To top it all off, in 2011, a male mountain lion moved into a city park just a few miles away, having improbably crossed multiple freeways from his distant mountain birthplace. Named P-22 by biologists who study the local cougar populations, he has thrived under the actual shadow of the Hollywood sign, fed by abundant deer fattened on the lawns and memorial flower bouquets of two landscaped cemeteries adjacent to the park, where he passes by the graves of Elizabeth Taylor and Michael Jackson. Because of this venison subsidy, P-22 hasn’t had to resort to dining on people’s pets (though he did once eat a koala at the LA Zoo), and so has become a beloved celebrity in his own right, frequently spotted strolling along neighbourhood streets.

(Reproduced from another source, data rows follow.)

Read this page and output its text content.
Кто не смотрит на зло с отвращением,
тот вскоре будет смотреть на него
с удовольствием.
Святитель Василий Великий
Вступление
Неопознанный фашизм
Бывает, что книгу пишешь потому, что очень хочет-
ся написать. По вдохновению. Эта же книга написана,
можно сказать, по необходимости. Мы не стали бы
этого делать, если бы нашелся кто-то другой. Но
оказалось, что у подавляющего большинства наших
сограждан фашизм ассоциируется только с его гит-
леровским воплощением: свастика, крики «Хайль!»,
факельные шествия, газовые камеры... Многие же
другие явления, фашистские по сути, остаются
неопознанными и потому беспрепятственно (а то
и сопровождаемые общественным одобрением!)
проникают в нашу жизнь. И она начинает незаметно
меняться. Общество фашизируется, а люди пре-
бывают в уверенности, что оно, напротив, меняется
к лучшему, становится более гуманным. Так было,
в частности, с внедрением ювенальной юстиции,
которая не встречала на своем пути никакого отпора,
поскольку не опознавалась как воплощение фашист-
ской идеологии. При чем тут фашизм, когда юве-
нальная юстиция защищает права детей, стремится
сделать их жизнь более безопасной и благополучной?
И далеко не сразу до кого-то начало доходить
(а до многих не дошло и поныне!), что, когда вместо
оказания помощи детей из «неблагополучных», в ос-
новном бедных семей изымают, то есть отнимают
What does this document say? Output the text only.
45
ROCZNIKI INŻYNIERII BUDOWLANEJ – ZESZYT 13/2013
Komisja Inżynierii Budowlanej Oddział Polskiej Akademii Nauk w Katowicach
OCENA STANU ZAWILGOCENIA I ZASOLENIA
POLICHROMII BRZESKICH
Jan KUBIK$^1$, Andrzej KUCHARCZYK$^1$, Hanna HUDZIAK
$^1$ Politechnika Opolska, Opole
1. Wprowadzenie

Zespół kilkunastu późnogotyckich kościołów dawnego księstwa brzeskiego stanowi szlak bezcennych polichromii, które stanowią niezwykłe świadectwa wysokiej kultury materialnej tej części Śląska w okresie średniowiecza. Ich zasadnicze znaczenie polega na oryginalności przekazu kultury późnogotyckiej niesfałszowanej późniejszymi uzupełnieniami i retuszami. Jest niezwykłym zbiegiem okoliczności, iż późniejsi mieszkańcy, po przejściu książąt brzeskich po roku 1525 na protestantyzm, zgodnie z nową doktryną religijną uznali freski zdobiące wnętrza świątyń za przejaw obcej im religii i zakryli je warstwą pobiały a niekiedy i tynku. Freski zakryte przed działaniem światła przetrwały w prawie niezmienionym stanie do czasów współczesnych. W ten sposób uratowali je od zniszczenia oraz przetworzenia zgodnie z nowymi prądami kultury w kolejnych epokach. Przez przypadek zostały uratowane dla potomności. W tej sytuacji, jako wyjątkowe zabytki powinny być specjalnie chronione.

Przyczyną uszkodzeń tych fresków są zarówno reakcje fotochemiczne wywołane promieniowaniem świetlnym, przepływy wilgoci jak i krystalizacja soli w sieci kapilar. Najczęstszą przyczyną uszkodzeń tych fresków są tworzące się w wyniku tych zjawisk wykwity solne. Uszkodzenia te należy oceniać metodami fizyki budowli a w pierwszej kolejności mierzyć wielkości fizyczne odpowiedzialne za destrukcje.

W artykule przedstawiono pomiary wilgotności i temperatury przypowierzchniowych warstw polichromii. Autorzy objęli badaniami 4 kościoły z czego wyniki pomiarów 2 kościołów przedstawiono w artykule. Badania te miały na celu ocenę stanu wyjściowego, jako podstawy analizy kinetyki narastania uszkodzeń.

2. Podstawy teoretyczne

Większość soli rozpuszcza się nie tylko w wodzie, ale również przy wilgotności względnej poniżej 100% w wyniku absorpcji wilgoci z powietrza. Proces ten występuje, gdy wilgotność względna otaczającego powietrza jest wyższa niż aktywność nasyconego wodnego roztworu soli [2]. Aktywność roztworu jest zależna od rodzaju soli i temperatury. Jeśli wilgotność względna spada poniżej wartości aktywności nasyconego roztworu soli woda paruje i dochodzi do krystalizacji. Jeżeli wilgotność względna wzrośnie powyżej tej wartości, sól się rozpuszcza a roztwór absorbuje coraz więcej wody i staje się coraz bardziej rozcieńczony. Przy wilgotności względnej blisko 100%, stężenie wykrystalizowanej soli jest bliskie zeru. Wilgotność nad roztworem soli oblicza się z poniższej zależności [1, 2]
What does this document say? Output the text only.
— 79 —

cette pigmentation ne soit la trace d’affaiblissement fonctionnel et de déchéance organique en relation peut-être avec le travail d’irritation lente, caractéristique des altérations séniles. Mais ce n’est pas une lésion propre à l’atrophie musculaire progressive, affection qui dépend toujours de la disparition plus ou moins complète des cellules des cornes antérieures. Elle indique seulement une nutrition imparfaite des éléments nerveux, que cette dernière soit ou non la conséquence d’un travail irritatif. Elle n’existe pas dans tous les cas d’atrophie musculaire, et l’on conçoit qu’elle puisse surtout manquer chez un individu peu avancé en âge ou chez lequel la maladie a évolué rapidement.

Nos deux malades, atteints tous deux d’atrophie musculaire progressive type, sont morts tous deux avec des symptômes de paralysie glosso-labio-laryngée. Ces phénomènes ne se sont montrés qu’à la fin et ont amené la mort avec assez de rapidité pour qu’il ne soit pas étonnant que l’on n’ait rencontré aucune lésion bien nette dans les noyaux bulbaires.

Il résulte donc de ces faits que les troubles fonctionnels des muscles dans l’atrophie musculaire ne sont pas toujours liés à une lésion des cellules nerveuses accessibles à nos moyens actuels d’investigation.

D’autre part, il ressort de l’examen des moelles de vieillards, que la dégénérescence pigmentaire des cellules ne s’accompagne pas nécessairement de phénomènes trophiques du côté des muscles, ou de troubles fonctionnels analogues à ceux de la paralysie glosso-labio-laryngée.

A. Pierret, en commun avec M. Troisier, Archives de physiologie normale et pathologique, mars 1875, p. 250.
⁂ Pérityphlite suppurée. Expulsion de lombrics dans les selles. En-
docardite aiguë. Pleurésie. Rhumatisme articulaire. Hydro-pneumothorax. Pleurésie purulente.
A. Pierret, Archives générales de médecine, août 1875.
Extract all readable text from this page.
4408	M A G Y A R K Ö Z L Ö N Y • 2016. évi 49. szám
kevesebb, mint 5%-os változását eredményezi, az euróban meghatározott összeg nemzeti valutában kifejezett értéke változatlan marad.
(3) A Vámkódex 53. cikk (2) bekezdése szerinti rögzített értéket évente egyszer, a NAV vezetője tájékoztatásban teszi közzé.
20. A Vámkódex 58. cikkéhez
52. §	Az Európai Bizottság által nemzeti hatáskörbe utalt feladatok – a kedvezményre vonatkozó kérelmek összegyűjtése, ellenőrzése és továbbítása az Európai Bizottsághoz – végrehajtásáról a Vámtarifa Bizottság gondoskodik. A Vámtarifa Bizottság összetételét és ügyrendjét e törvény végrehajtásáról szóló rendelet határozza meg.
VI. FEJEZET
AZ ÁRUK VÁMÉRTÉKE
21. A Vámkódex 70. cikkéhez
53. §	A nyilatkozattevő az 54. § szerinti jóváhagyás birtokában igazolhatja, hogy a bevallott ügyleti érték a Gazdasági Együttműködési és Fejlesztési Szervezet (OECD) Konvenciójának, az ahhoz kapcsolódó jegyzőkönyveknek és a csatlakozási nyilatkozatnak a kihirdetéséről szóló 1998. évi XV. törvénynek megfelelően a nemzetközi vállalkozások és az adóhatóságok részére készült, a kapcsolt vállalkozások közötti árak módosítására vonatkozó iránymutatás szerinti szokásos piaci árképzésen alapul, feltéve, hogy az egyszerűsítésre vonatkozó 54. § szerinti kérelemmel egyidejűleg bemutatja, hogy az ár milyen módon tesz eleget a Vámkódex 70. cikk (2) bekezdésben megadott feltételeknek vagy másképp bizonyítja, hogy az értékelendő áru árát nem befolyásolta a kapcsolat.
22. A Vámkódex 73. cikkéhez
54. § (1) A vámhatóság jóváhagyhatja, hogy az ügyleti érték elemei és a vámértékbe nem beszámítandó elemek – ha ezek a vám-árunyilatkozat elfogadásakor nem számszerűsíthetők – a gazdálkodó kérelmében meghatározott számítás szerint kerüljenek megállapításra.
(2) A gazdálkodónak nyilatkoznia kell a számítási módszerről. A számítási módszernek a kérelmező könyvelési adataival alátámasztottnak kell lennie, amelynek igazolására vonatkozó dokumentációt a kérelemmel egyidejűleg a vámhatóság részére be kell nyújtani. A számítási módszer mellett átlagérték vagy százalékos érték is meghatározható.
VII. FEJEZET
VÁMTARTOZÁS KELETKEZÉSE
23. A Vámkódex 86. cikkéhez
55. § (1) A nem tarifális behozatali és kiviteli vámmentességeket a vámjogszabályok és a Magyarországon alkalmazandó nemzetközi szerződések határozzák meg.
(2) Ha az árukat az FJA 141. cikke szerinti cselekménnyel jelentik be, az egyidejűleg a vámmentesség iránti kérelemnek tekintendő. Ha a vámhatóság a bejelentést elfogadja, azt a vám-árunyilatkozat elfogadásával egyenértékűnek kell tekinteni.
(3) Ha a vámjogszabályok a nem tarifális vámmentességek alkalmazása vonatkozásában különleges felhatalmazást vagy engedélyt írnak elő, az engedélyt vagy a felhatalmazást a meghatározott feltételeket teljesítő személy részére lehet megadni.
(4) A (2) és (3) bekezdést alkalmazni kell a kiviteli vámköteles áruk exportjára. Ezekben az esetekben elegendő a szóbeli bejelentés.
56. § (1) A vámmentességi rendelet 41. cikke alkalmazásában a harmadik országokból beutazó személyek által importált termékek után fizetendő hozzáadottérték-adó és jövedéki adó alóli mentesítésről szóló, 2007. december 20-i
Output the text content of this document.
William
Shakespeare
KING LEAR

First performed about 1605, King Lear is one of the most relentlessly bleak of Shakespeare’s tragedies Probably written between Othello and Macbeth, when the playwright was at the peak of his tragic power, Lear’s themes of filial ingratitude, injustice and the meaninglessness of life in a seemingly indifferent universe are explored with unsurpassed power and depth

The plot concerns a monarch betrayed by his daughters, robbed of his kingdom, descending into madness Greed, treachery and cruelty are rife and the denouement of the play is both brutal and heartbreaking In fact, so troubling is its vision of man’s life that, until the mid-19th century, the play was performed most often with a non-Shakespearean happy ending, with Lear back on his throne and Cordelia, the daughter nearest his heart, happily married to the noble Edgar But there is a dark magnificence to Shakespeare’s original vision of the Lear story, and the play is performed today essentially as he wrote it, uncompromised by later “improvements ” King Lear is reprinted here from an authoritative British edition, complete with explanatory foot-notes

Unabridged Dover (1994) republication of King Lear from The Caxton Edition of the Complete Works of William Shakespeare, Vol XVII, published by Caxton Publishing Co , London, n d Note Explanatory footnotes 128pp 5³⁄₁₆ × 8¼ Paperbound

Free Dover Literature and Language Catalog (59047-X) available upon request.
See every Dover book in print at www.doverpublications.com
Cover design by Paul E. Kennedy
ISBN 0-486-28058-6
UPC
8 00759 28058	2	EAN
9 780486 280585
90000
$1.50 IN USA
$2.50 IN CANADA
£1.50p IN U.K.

LA’s wild urban biodiversity may be well-publicised, but it isn’t unique nor even unusual. Most North American cities now have resident coyotes; many struggle with rampant suburban deer populations that graze shrubbery and collide with vehicles. Some have even more exotic residents: alligators and venomous snakes in yards and parks in the Southeastern US, polar bears and eagles scavenging rubbish tips in the northern regions. In many other cities, people cohabit with not-so adorable “charismatic megafauna”: Berlin has wild boars, Mumbai prowling leopards, Rajasthan garbage-eating sloth bears. Thieving langur monkeys bedevil urban dwellers all over South Asia. In Indonesia their role is played by macaques; in Cape Town, by baboons. Even penguins make themselves an urban nuisance nearby elsewhere in South Africa.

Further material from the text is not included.